Пока мы ехали в машине, я напряжённо размышлял о своих словах, сказанных сегодня рано утром. Во время завтрака я внимательно наблюдал за Эвелин, силясь понять, изменилось ли что-либо в её поведении и тоне, но ничего такого не заметил. Я не знал, помнила ли она о том, что я сказал, злилась ли на это, держала на меня обиду… Я не знал, и это мучило меня.
– Эвелин, я не могу больше молчать, – сказал я, когда моя «Карма» остановилась на перекрёстке. – Сначала я хотел промолчать, хотел, потому что ты тоже молчала, но сейчас…
Она выжидающе на меня смотрела.
– Ты помнишь, как мы вернулись сегодня с вечеринки Карлоса и Алексы?
– Да.
– Помнишь, я пришёл к тебе перед сном и ты читала мне своё стихотворение?
– О, Логан, я помню это.
Моё сердце снова мучительно больно сжалось, и я закусил нижнюю губу, до конца осознав, какую силу имели мои слова, высказанные этой девушке прямо в лицо.
– Я сказал, что твоё стихотворение тронуло меня, – тихо продолжал я, стыдясь взглянуть в глаза Эвелин, – и это чистая правда. Я так ценю твоё не безразличие, что словами моей благодарности не выразишь. Но утром, Эвелин, утром… Я сказал то, чего вовсе не хотел говорить.
Она молчала, и я по-прежнему не смел посмотреть на неё.
– В последнее время я часто отказывался от чужих советов, – говорил я, внимательно следя за дорогой, – а если и не отказывался, то выслушивал их с огромным терпением… Но в итоге всё равно не принимал их во внимание. Это было в основном потому, что советы эти были одни и те же. Я считал, люди говорили мне это всё ради того, чтобы показать своё мнимое не безразличие, я считал их сожаления фальшивыми, но ты, Эвелин… Ты не притворяешься. Прости меня за всё, что я тебе сегодня наговорил. Мне нужна твоя поддержка, твоя помощь, мне важно твоё мнение, и ты многое способна изменить в моей жизни. Иногда я говорю то, чего вовсе не желаю, иногда беспричинно повышаю голос и грублю, но пожалуйста, не сердись на меня. Я в этом не виноват. Сегодня утром я за своё состояние не отвечал, я был не в себе. Эти слова… они просто вырвались. Сами собой. Пойми меня, Эвелин, и прости. Прости, пожалуйста.
Наконец я посмотрел на неё. Эвелин сидела прямо и смотрела на дорогу. Взгляд её был задумчив и сосредоточен.
– Ты не принимаешь мои извинения? – спросил я голосом, лишённым всякой надежды.
– Я не стану противоречить своим же словам, – тихо ответила она, – и приму твои извинения. Ты не во многом виноват, Логан, и то, что ты осознаёшь свою вину, уже является твоим прощением.
Моё сердце, до этого стянутое тугими верёвками, наконец освободилось, и я с облегчением улыбнулся.
– Я так ценю твоё понимание, Эвелин. Знала бы ты, насколько сильно. Всё утро у меня жутко болела душа, и я понятия не имел, куда деться от этой боли.

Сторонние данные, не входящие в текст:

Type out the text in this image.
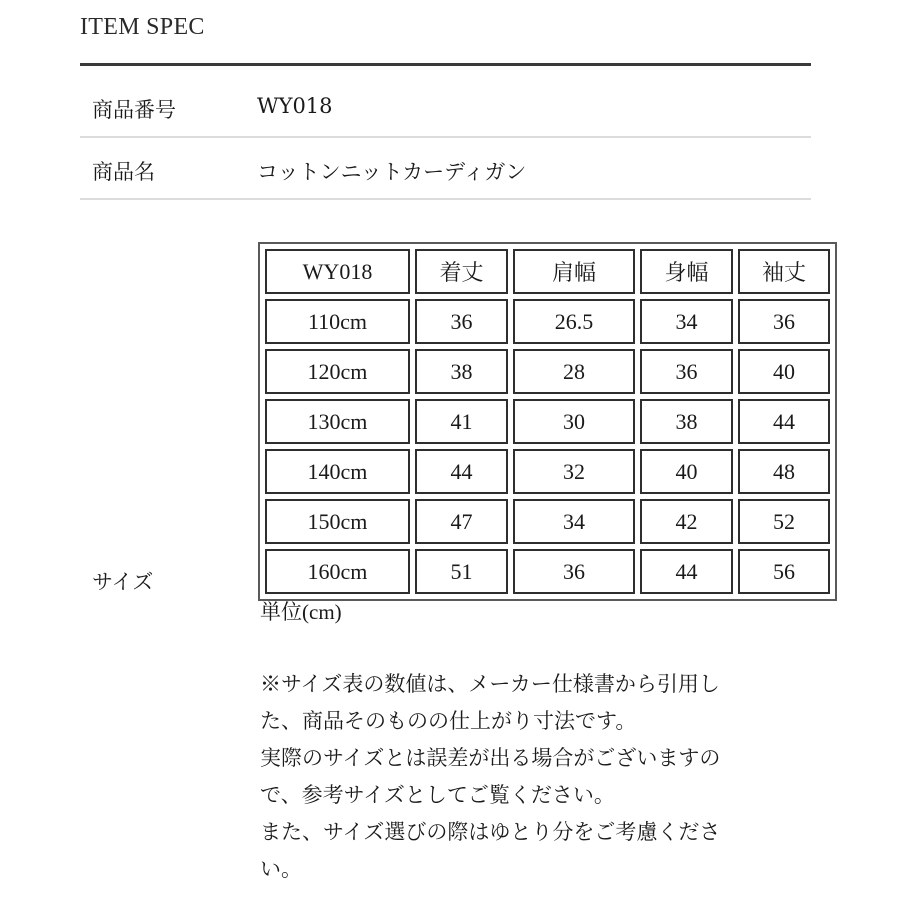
ITEM SPEC
商品番号	WY018
商品名	コットンニットカーディガン
サイズ
WY018	着丈	肩幅	身幅	袖丈
110cm	36	26.5	34	36
120cm	38	28	36	40
130cm	41	30	38	44
140cm	44	32	40	48
150cm	47	34	42	52
160cm	51	36	44	56
単位(cm)
※サイズ表の数値は、メーカー仕様書から引用し
た、商品そのものの仕上がり寸法です。
実際のサイズとは誤差が出る場合がございますの
で、参考サイズとしてご覧ください。
また、サイズ選びの際はゆとり分をご考慮くださ
い。
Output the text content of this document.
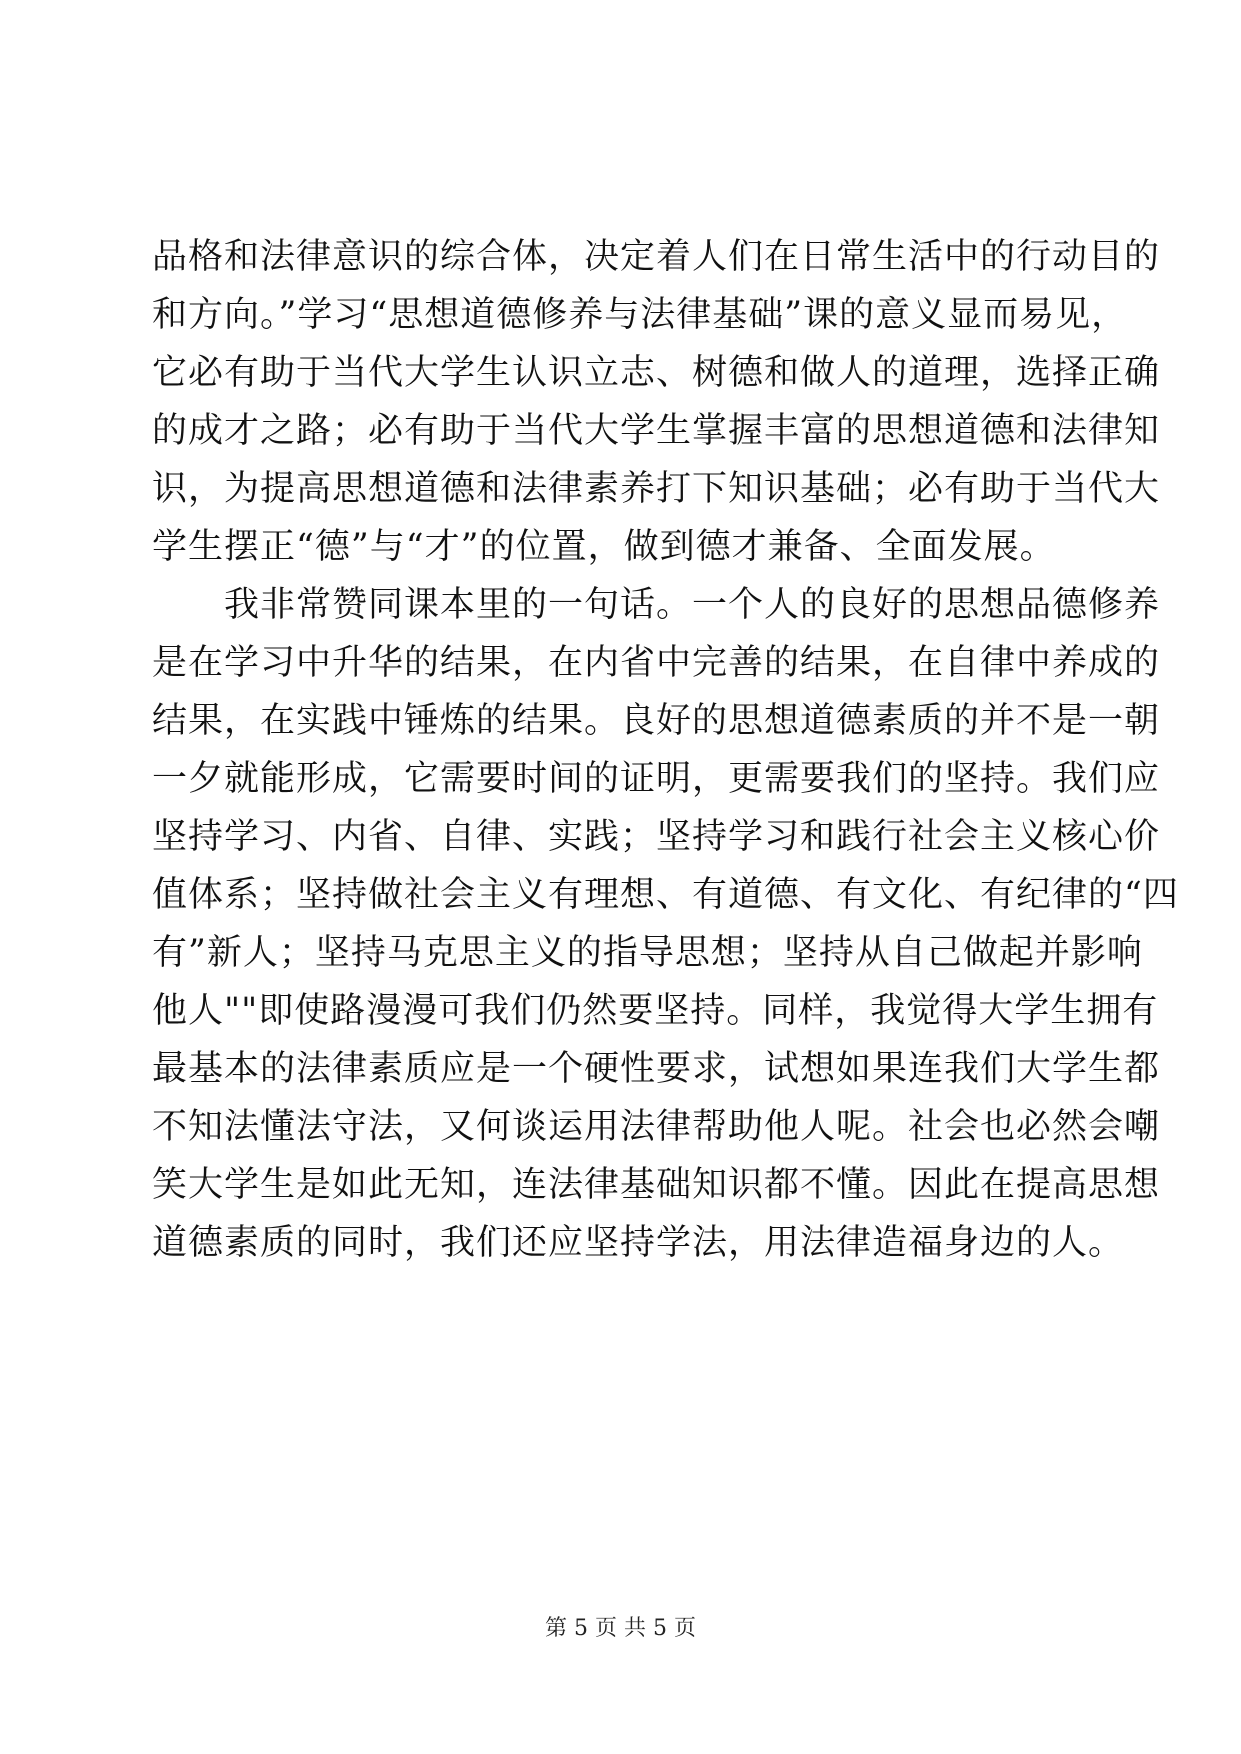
品格和法律意识的综合体，决定着人们在日常生活中的行动目的
和方向。”学习“思想道德修养与法律基础”课的意义显而易见，
它必有助于当代大学生认识立志、树德和做人的道理，选择正确
的成才之路；必有助于当代大学生掌握丰富的思想道德和法律知
识，为提高思想道德和法律素养打下知识基础；必有助于当代大
学生摆正“德”与“才”的位置，做到德才兼备、全面发展。
　　我非常赞同课本里的一句话。一个人的良好的思想品德修养
是在学习中升华的结果，在内省中完善的结果，在自律中养成的
结果，在实践中锤炼的结果。良好的思想道德素质的并不是一朝
一夕就能形成，它需要时间的证明，更需要我们的坚持。我们应
坚持学习、内省、自律、实践；坚持学习和践行社会主义核心价
值体系；坚持做社会主义有理想、有道德、有文化、有纪律的“四
有”新人；坚持马克思主义的指导思想；坚持从自己做起并影响
他人""即使路漫漫可我们仍然要坚持。同样，我觉得大学生拥有
最基本的法律素质应是一个硬性要求，试想如果连我们大学生都
不知法懂法守法，又何谈运用法律帮助他人呢。社会也必然会嘲
笑大学生是如此无知，连法律基础知识都不懂。因此在提高思想
道德素质的同时，我们还应坚持学法，用法律造福身边的人。
第 5 页 共 5 页
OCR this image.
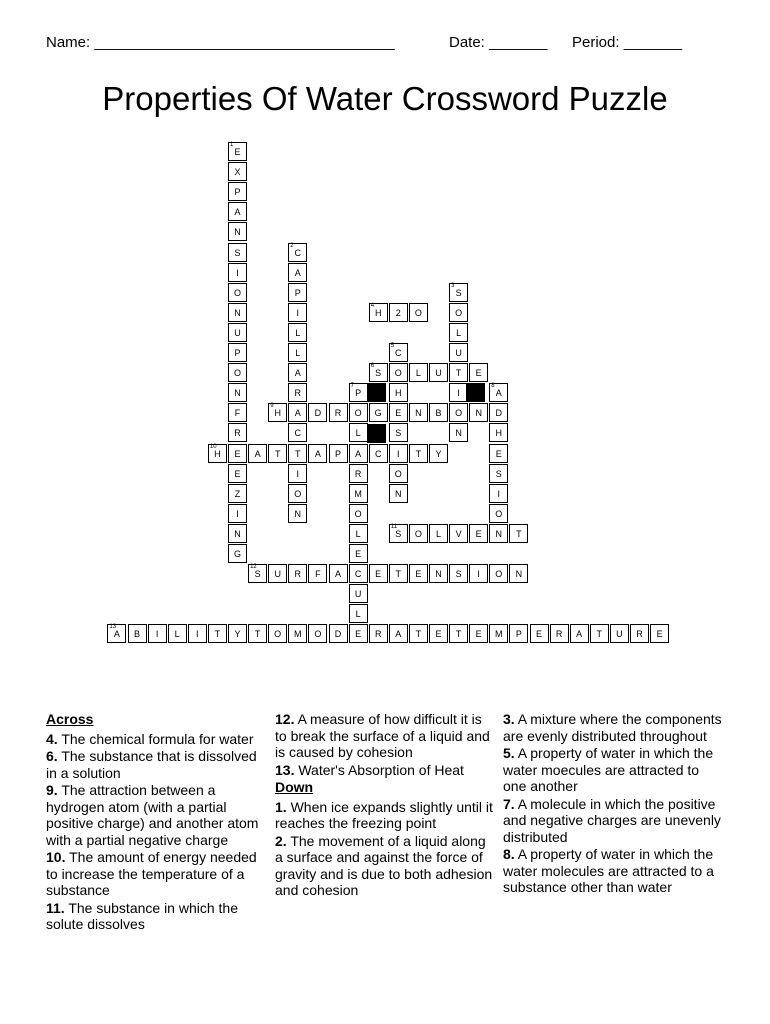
Name: ____________________________________	Date: _______ Period: _______
Properties Of Water Crossword Puzzle
E
1
X
P
A
N
S
I
O
N
U
P
O
N
F
R
E
E
Z
I
N
G
C
2
A
P
I
L
L
A
R
A
C
T
I
O
N
S
3
O
L
U
T
I
O
N
H
4
2	O
C
5
O
H
E
S
I
O
N
S
6
L	U	E
P
7
O
L
A
R
M
O
L
E
C
U
L
E
A
8
D
H
E
S
I
O
N
H
9
D	R	G	N	B	N
H
10
A	T	A	P	C	T	Y
S
11
O	L	V	E	T
S
12
U	R	F	A	E	T	E	N	S	I	O	N
A
13
B	I	L	I	T	Y	T	O	M	O	D	R	A	T	E	T	E	M	P	E	R	A	T	U	R	E

Across

4. The chemical formula for water

6. The substance that is dissolved in a solution

9. The attraction between a hydrogen atom (with a partial positive charge) and another atom with a partial negative charge

10. The amount of energy needed to increase the temperature of a substance

11. The substance in which the solute dissolves

12. A measure of how difficult it is to break the surface of a liquid and is caused by cohesion

13. Water's Absorption of Heat

Down

1. When ice expands slightly until it reaches the freezing point

2. The movement of a liquid along a surface and against the force of gravity and is due to both adhesion and cohesion

3. A mixture where the components are evenly distributed throughout

5. A property of water in which the water moecules are attracted to one another

7. A molecule in which the positive and negative charges are unevenly distributed

8. A property of water in which the water molecules are attracted to a substance other than water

– Душа? – переспросила моя спутница, и я посмотрел на неё. – О нет, Логан, у тебя нет души.
В этих словах было столько желчи, что моё сердце сжалось сильнее прежнего и упало. Я чуть было не нажал на тормоз, но вовремя овладел собой. Я молчал, не зная, что на это ответить… Эвелин, очевидно, очень сильно обидело моё поведение. Настолько сильно, что теперь она считает меня человеком без души. О, а может, так оно и есть? Бесчувственный, бессердечный и безжалостный…
– Нет у тебя души, Логан, – снова зазвучал её голос, до этого такой сладкий, но теперь горький и беспощадный. – Ты – это душа. У тебя есть тело.
И во второй раз сердце моё освободилось от тяжёлых мук, и я снова улыбнулся, взглянув на Эвелин. Сейчас она не казалась мне злопамятной, ядовитой и полной злой иронии. Она была прежней, да, прежней – мечтательной и глубоко чувствующей.
– В моих силах сделать так, чтобы такого больше не повторилось, – произнёс я.
– И в моих тоже. Это в силах нас обоих, Логан.
Приём Эвелин тянулся больше часа. Я сидел в коридоре больницы, прислонившись к холодной стене, и ждал её. Душа наполнилась старыми воспоминаниями, ведь мы с Эвелин впервые встретились в этом коридоре, здесь она впервые коснулась моей руки, здесь я впервые увидел её слёзы… Прошло только около трёх месяцев, но мне казалось, что я и Эвелин знакомы всю жизнь.
Наконец дверь открылась, и я, увидев её, встал на ноги.
– Ну что, Эвелин? Что сказал доктор?
Она смотрела на листок бумаги, который держала в руках, и молчала. Я не торопил её и терпеливо ждал, пока она заговорит.
– Препараты перестают помогать, – тихо сказала Эвелин и, сложив листок пополам, убрала его в сумку. – Так доктор сказал.
Я молча смотрел на неё, с сожалением подняв брови. Что нужно было сказать?..
– И он вынужден прибегнуть к крайним мерам, – продолжала девушка. – Он назначил мне электросонтерапию.
– Что? – не поверив своим ушам, переспросил я.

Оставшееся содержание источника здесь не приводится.